Two Washington counties hit by heavy rain and flooding prompted local public health staff to share illustrated steps for what to do if a rat shows up in your toilet, and the result reads more like a quirky cartoon than standard safety advice. The material explains that rising sewer water can force rodents into plumbing, offers a few basic remedies, and pairs that guidance with lighthearted visuals instead of a formal alert. The tone and format have been the main reason people are talking as much as the underlying problem itself.
The guidance explains a simple plumbing pathway for animals displaced by storms, noting that sewers and side lines can become routes into homes when conditions get extreme. “Flooding or heavy rains may drive them into the side sewer lines that run from your house to the street,” their website claims, and the bulletin suggests that kitchen pipe openings are generally too small for a rat to use. That leaves the toilet as a logical, if unsettling, access point when sewers are under pressure.

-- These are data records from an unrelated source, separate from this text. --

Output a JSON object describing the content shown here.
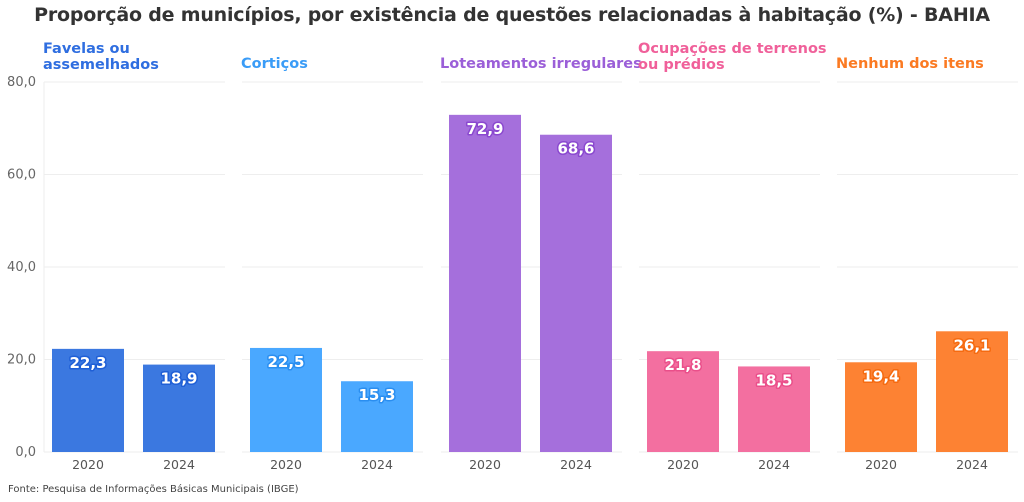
{
  "chart_data": {
    "type": "bar",
    "title": "Proporção de municípios, por existência de questões relacionadas à habitação (%) - BAHIA",
    "xlabel": "",
    "ylabel": "",
    "ylim": [
      0,
      80
    ],
    "yticks": [
      "0,0",
      "20,0",
      "40,0",
      "60,0",
      "80,0"
    ],
    "ytick_values": [
      0,
      20,
      40,
      60,
      80
    ],
    "grid": true,
    "categories": [
      "2020",
      "2024"
    ],
    "panels": [
      {
        "name": "Favelas ou assemelhados",
        "title_lines": [
          "Favelas ou",
          "assemelhados"
        ],
        "color": "#3b78e0",
        "title_color": "#2f6ee0",
        "label_stroke": "#1f5fd6",
        "values": [
          22.3,
          18.9
        ],
        "labels": [
          "22,3",
          "18,9"
        ]
      },
      {
        "name": "Cortiços",
        "title_lines": [
          "Cortiços"
        ],
        "color": "#4aa8ff",
        "title_color": "#3a9cf7",
        "label_stroke": "#2a8ef0",
        "values": [
          22.5,
          15.3
        ],
        "labels": [
          "22,5",
          "15,3"
        ]
      },
      {
        "name": "Loteamentos irregulares",
        "title_lines": [
          "Loteamentos irregulares"
        ],
        "color": "#a56fdc",
        "title_color": "#9b5fd8",
        "label_stroke": "#8a48cf",
        "values": [
          72.9,
          68.6
        ],
        "labels": [
          "72,9",
          "68,6"
        ]
      },
      {
        "name": "Ocupações de terrenos ou prédios",
        "title_lines": [
          "Ocupações de terrenos",
          "ou prédios"
        ],
        "color": "#f36fa0",
        "title_color": "#f0609a",
        "label_stroke": "#ea4f8a",
        "values": [
          21.8,
          18.5
        ],
        "labels": [
          "21,8",
          "18,5"
        ]
      },
      {
        "name": "Nenhum dos itens",
        "title_lines": [
          "Nenhum dos itens"
        ],
        "color": "#fd8233",
        "title_color": "#fb7a22",
        "label_stroke": "#f56a10",
        "values": [
          19.4,
          26.1
        ],
        "labels": [
          "19,4",
          "26,1"
        ]
      }
    ],
    "source": "Fonte: Pesquisa de Informações Básicas Municipais (IBGE)"
  }
}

BEWARE OF TOILET RATS: Damaged infrastructure isn’t the only thing Washington residents have to worry about after historic floods. Seattle and King County health departments warn that the heavy rain and floodwater may have swept rats into their toilets…😳 pic.twitter.com/eA6CyX4QIj
— FOX Weather (@foxweather) December 23, 2025
The suggested immediate step is straightforward: close the toilet lid and flush to discourage an animal from staying in the bowl, and the bulletin then anticipates the obvious follow-up. “Well, what if the rat is still there?” the material asks, and the next frame advises using dish soap to make the animal slippery and less likely to climb back up. The contrast between the everyday chore of grabbing dish soap and the bizarre scenario of a bathroom intruder is what makes the guidance feel surreal to many readers.
These cartoons read more like a public service gag than a formal emergency notice, and that choice matters because people expect clear, actionable messaging from public health agencies during extreme weather. Using humor or whimsy can help a message stick, but it can also undercut the seriousness of flooding and infrastructure risks when the visuals overshadow the practical steps. Still, the department clearly aimed to make instructions memorable and accessible, even if the method raised eyebrows.

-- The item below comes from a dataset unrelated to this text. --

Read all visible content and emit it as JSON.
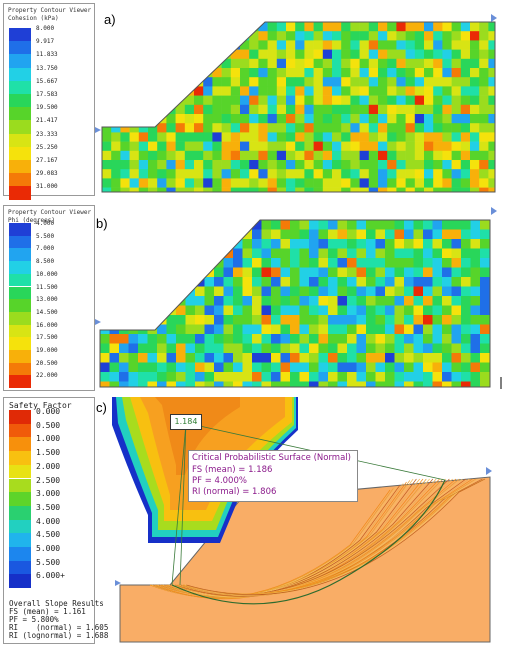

The advice landed amid broader frustrations about city life in parts of the region, where conversations about public safety and visible social challenges are already common. For many, hearing about rats using toilets only adds an odd chapter to worries about crime and open-air drug use that residents have been discussing for months. That context is why these instructions did not land as a neutral bit of municipal housekeeping and instead became a small cultural moment people shared online.
Readers have been left wondering a few practical things: who illustrated these rat-focused cartoons, and whether the department tested these tips in real incidents or drafted them from theory. Public health messaging often walks a fine line between being helpful and being patronizing, and this case will likely be cited as an example of both depending on your point of view. Whatever the answers may be, I hope I never have to find out how effective their suggestions are.